DRAGHI, LA SCOMPARSA DEL “MIGLIORE”. Prima i malintesi e la marginalità diplomatica rispetto agli altri alleati europei sulla crisi ucraina, poi la marcia indietro sull’aumento delle spese militari al 2% del Pil (diluito al 2028 dopo l’opposizione del M5S), da ultimo le beghe di maggioranza sulla riforma dell’ordinamento giudiziario voluta da Marta Cartabia, su cui uno dei suoi principali sponsor come Matteo Renzi ha detto che voterà contro, e sulla riforma del catasto che fa scalpitare Lega e Forza Italia. Che fine ha fatto la leadership di Mario Draghi? A stare dalla sua parte “senza sé e senza ma” è rimasto solo il Pd di Enrico Letta. Sul Fatto di domani racconteremo l’accerchiamento del premier e le continue difficoltà del suo governo sia in politica interna che sullo scenario internazionale.

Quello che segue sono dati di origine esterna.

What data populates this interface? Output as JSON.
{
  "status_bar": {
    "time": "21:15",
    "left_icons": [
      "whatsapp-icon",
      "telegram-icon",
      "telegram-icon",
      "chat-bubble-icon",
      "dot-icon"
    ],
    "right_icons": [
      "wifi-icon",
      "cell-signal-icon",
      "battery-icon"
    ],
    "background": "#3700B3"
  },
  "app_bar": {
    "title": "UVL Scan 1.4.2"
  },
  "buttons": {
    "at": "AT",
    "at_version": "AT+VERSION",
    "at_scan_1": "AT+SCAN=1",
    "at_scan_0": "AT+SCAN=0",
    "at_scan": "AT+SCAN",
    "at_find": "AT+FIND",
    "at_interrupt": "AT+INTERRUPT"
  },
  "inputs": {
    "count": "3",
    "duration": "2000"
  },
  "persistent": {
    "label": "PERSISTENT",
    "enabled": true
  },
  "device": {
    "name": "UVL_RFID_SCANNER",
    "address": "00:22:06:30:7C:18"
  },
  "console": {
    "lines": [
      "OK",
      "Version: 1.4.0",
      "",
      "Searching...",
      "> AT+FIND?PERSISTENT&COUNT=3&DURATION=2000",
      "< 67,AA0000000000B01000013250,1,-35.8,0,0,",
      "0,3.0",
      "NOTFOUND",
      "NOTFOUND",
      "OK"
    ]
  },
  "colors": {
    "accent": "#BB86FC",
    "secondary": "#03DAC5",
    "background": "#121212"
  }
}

LE ALTRE NOTIZIE CHE TROVERETE
Riforma dell’ordinamento giudiziario: intervista a Sebastiano Ardita. Dopo le frasi forti del pm antimafia Nino Di Matteo, sul Fatto di domani il consigliere del Csm Ardita spiegherà i motivi della contrarietà dei magistrati alla riforma approvata in Commissione giustizia alla Camera.
Covid, l’analisi di Massimo Galli. Nelle ultime 24 ore sono oltre 61.500 i positivi registrati, mentre le vittime 133. Il tasso di positività è al 15,5%, con un trend stabile. Parleremo di attualità pandemica con l’infettivologo Massimo Galli.
Israele-Palestina, tensioni a Gerusalemme. I media palestinesi riportano che almeno 150 persone sarebbero state ferite negli scontri con la polizia israeliana avvenuti oggi sulla spianata delle moschee, nel secondo venerdì di Ramadan.
Che c’è di Bello. Nel nostro inserto culturale del sabato parleremo, tra le altre cose, della serie Bangla in onda su RaiPlay, del romanzo Stalingrado di Vasilij Grossman, dello spettacolo Carne blu al Piccolo di Milano.